E. Fracture Orientation
Hydraulic fractures are formed in the direction perpendicular to the least stress. Based on experience, horizontal fractures will occur at depth less than approximately 2000 ft. because the Earth’s overburden pressure at these depths provides the least principal stress. If pressure is applied to the center of a formation under these relatively shallow conditions, the fracture is most likely to occur in the horizontal plane, because it will be easier to part the rock in this direction than in any other. In general, therefore, these fractures are parallel to the bedding plane of the formation.As depth increases beyond approximately 2000 ft., overburden stress increases by approximately 1 psi/ft., making the overburden stress the dominant stress This means the horizontal confining stress is now the least principal stress. Since hydraulically induced fractures are formed in the direction perpendicular to the least stress, the resulting fracture at depths greater than approximately 2000 ft. will be oriented in the vertical direction.In the case where a fracture might cross over a boundary where the principal stress direction changes, the fracture would attempt to reorient itself perpendicular to the direction of least stress. Therefore, if a fracture propagated from deeper to shallower formations it would reorient itself from a vertical to a horizontal pathway and spread sideways along the bedding planes of the rock strata.

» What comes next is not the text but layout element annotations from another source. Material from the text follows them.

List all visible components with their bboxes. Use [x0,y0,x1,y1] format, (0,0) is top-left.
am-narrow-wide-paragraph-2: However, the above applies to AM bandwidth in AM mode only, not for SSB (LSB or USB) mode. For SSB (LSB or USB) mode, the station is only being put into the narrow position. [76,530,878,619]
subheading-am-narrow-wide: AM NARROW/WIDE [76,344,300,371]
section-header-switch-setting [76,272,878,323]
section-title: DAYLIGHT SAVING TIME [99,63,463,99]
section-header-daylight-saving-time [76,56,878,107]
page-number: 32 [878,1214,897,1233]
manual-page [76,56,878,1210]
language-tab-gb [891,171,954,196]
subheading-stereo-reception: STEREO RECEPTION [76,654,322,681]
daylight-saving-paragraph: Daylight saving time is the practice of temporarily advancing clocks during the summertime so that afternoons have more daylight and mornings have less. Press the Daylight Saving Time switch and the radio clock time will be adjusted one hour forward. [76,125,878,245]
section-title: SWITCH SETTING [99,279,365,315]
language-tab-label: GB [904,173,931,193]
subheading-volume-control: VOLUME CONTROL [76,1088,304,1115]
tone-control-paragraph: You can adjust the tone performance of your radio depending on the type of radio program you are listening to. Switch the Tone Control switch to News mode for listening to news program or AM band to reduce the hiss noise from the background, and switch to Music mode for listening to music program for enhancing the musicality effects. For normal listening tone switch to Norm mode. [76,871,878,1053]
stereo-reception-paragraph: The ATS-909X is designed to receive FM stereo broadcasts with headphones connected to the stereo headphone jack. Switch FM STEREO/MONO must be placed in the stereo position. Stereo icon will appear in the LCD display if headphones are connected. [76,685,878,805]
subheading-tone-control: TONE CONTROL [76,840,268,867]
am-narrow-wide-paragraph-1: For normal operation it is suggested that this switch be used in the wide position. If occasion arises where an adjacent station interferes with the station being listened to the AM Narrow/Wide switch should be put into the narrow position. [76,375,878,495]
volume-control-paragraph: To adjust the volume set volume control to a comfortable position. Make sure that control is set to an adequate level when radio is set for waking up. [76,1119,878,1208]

F. Fracture Length/ Height
The extent that a created fracture will propagate is controlled by the upper confining zone or formation, and the volume, rate, and pressure of the fluid that is pumped. The confining zone will limit the vertical growth of a fracture because it either possesses sufficient strength or elasticity to contain the pressure of the injected fluids or an insufficient volume of fluid has been pumped.. This is important because the greater the distance between the fractured formation, the more likely it will be that multiple formations possessing the qualities necessary to impede the fracture will occur.
The results from the extensive fracture mapping in unconventional North American shale reservoirs database2) show that hydraulic fractures are better confined vertically (and are also longer and narrower) than conventional wisdom or models predict. Even in areas with the largest measured vertical fracture growth,the tops of the hydraulic fractures are still thousands of feet below the deepest aquifers suitable for drinking water. The data from these shale reservoirs clearly show the huge distances separating the fracs from the nearest aquifers at their closest points of approach, conclusively demonstrating that hydraulic fractures are not growing into groundwater supplies, and therefore, cannot contaminate them.
1) Pennsylvania Department of Environmental Protection
“Hydraulic Fracturing Overview.” 07/20/2010.
2)Extensive Fracture Mapping was done in the Barnett Shale in the Fort Worth Basin in Texas and in the Marcellus Shale in the Appalachian Basin.